According to Uchendu, even the more limited approach of randomly positioning components and then testing that subset of layouts would still be too time consuming to be practical.

Because it is impractical for chip designers to exhaustively or randomly explore all possible layouts, engineers typically combine automated placement tools with human visual intuition. In practice, designers may manually position major components, define constraints on regions, and use software tools to refine and evaluate the resulting layouts.
Now, VeoPlace offers a different approach. Because VLMs have the ability to emulate human visual intelligence, they can analyze layouts visually and suggest structured arrangements using language, much like a human expert.

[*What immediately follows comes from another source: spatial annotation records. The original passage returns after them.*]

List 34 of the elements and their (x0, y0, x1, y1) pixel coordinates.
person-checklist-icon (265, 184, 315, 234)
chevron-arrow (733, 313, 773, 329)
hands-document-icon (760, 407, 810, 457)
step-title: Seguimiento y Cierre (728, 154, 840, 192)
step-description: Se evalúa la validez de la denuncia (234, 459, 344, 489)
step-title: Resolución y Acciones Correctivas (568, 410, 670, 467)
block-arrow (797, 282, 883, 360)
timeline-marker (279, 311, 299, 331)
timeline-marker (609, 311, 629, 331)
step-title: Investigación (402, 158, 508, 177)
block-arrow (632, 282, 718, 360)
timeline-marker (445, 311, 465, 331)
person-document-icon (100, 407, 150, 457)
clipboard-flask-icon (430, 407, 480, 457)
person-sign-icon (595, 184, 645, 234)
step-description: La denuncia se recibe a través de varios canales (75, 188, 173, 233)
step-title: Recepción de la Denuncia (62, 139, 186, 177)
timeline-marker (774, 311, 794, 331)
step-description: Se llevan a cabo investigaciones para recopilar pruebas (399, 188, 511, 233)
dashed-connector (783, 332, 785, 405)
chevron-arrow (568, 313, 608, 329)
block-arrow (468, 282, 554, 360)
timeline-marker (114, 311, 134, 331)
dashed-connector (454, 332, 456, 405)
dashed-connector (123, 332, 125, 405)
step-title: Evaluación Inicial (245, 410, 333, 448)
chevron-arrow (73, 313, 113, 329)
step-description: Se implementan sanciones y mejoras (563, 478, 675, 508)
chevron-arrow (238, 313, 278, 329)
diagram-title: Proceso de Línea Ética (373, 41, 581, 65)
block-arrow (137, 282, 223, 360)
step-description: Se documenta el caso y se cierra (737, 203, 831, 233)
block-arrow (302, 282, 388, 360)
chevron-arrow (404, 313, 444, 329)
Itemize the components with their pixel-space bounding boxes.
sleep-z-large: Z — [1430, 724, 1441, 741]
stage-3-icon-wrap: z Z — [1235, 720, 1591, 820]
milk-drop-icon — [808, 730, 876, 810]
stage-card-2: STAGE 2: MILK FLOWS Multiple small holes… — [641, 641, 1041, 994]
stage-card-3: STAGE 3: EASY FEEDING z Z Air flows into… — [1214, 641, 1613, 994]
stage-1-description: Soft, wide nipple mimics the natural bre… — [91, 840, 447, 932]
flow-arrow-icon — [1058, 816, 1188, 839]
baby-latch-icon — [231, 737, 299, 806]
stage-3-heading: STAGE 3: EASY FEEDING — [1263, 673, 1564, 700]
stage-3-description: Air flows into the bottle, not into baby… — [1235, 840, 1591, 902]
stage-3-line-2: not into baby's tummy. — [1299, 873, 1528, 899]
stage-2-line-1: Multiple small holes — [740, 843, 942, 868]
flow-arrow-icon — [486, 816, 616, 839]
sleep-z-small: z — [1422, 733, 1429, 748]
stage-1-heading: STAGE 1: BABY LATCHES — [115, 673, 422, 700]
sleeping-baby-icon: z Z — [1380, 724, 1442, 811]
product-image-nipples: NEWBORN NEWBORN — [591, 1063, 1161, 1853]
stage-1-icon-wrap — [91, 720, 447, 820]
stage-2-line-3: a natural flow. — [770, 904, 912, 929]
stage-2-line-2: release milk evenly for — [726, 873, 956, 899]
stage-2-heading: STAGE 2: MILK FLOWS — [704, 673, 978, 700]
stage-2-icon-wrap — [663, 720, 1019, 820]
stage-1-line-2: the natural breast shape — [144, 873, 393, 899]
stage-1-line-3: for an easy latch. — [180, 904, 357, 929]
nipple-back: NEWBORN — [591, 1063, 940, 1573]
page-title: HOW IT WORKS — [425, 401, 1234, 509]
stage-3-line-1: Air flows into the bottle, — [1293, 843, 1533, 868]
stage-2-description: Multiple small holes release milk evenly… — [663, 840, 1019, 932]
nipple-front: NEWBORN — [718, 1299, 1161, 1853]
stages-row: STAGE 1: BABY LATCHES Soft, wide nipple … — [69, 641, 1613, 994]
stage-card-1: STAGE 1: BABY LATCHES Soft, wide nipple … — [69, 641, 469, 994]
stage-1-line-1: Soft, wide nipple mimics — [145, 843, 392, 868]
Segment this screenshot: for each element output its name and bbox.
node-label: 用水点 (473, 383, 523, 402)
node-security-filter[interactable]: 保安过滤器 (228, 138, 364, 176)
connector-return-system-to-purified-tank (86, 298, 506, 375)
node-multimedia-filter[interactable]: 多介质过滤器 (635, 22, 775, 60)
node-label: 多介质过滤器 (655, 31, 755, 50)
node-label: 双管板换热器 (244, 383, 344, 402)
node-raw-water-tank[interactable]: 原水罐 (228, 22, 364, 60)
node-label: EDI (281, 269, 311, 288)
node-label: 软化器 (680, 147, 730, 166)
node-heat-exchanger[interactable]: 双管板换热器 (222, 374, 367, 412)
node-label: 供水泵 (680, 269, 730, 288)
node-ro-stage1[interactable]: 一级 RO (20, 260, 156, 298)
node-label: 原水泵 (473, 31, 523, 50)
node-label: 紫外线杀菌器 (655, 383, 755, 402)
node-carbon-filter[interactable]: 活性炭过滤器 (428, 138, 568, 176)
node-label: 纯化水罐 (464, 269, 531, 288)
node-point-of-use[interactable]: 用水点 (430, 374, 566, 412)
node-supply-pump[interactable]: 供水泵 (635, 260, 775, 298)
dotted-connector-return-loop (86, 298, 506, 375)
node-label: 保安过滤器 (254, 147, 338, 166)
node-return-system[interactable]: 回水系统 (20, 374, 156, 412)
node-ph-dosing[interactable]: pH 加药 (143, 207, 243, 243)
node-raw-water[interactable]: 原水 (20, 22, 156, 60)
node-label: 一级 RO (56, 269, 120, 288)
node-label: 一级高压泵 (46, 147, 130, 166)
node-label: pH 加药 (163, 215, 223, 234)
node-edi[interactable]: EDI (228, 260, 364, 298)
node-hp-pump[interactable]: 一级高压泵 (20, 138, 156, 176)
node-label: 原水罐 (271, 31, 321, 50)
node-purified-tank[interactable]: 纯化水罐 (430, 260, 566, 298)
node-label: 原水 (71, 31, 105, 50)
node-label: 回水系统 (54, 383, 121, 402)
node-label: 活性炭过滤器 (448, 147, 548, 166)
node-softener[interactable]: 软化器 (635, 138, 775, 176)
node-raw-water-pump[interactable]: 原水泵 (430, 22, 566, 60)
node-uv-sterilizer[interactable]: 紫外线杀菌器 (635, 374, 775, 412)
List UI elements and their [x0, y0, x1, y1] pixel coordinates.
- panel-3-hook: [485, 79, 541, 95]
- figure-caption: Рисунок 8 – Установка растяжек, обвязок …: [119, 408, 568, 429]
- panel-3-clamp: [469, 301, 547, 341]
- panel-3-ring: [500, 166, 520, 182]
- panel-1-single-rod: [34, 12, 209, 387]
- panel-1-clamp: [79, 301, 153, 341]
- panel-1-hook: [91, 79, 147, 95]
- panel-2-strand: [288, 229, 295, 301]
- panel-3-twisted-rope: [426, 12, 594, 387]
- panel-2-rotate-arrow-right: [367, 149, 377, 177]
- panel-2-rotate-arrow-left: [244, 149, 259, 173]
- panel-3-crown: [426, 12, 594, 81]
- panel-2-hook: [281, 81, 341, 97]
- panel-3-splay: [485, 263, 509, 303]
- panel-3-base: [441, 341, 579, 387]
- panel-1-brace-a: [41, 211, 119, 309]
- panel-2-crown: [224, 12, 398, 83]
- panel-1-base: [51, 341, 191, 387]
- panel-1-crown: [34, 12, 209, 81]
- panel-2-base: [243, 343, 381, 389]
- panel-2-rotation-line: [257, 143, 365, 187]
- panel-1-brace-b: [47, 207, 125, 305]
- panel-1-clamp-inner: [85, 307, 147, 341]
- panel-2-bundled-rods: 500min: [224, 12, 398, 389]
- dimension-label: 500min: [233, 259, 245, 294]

“VeoPlace is able to synthesize many prior examples of chip floor plans, and it is able to suggest many new strategies in words,” says Uchendu. “And since its suggestions are in words, they are much more efficient to search than if you were just randomly positioning the components.”
Improving design tools with VeoPlace
Uchendu and his team tested VeoPlace using two types of chip design software: “analytical placer” algorithms, which use mathematical equations to optimize layouts, and reinforcement learning systems, which learn placements through trial and error.
The study compared VeoPlace with several leading approaches to chip design using standard benchmarks — widely used test problems that let researchers compare methods. On nine out of the 10 benchmarks they used, VeoPlace performed better than the leading approaches. It also reduced the total length of wiring — a key metric of chip efficiency — by up to 32 percent. In addition, it improved the performance of the established analytical tools in every tested case, with gains of up to about four percent.
These improvements offer the potential for important real-world impact, says Uchendu. “For the end user, you see benefits from a more efficient chip,” he says. “For example, you could get more battery life on your device, or your device could be smaller.”
Toward AI-assisted chip design
In addition to performance improvements in chip design, VeoPlace demonstrates some distinct advantages of AI systems that can emulate human visual reasoning. In the past, engineers would need to “retrain” AI models with custom data sets for each new task— a process that changes the internal structure of the AI model.
With VeoPlace, the VLM does not need to be retrained. Instead, it generates new, effective layouts by analyzing examples of prior effective layouts. Uchendu says this “training-free” approach is particularly useful in chip design, where relatively little public data is available.
“There’s not much prior knowledge on the internet, because companies don’t release their chip design data,” he says.
He argues that VeoPlace’s ability to perform well without large training datasets points to the reasoning power of VLMs. “They are able to help us with this difficult search problem just from using actual spatial reasoning,” he says.
Looking ahead, the team is working to make VeoPlace faster and able to “look at” even more chip layouts in making design suggestions. Expanding the number of examples the model can use — from dozens to potentially many more — could further improve its recommendations.
Uchendu sees the work as an early step towards more autonomous design tools. “Eventually, we want to have digital assistants for many different problems,” he says. “So I’d say this is the first step towards a digital assistant for chip design.”